The node supports custom CSS styling. You can simply put CSS rules into a single string and set it as a flow variable 'customCSS' in the node configuration dialog. You will find the list of available classes and their description on our documentation page.
- Type: Data Data table with a column for the ground truth (binary/nominal/class/0-1/etc.) and a column for each model containing the positive prediction probability of that model.
- Type: Data A table with one COLORED row for each model column (NOT ground truth) with a single column containing the name of the column.
- Type: Data The data table at this out-port is derived from the data input at in-port #0 and can have a number of options. It will always contain:
- The ground truth column selected in the dialog.
- The chosen model-prediction columns chosen in the dialog.
- A boolean "selected" column with a value of "true" or "false" depending on whether or not the row was selected in the confusion matrix in the view. The value will be "missing" if no selections were made or the view was not opened.
Optionally, the data table may also contain:
- A String-value column for EACH of the model-prediction columns chosen in the dialog. Each column will contain the label (either positive class or negative class) depending on the threshold for that model. The thresholds will either be taken from the dialog "Threshold Method" option OR be taken from the most recent value saved from the view for that model. To see which threshold was used to label each column, reference the row of statistics relating to each model in the 2nd out-port. To enable this option select the "Append new predictions for all models" option in the dialog.

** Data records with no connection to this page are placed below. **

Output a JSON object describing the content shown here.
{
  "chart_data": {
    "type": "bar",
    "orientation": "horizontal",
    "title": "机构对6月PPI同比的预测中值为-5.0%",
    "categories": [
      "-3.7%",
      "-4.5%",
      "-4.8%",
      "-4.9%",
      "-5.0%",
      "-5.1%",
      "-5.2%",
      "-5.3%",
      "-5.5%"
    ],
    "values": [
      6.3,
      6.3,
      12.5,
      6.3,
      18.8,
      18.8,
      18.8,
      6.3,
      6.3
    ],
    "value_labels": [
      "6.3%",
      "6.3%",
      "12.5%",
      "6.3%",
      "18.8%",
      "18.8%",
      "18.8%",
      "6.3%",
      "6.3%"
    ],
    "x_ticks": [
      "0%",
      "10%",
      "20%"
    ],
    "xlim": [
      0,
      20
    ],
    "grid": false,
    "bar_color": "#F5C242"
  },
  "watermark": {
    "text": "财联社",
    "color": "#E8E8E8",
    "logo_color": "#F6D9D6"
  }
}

- A single String-value column for the selected model in the view. This column will contain the label (either positive class or negative class) depending on the threshold for the selected model in the view. This column will contain "missing values" if no model was selected in the view. The name of this column can also be set in the dialog to assist in downstream workflow processes. The selected model column name and threshold will also be output as flow variables from this node.
To enable this option select the "Append prediction column for the selected model" option in the dialog.
The final option for this table is to exclude tables that are not the ground truth column or the selected model-prediction column(s). This will filter out any unwanted columns which may have been left over from upstream predictors. This option is NOT enabled by default. In order to take advantage of this option DESELECT the "Retain non-prediction columns in output table" option in the dialog.
- Type: Data Table containing a single row of statistics for each of the models chosen. This tables also contains a column corresponding to the threshold value used in the calculation of the statistics in this table and the (potential) labeling of the output data.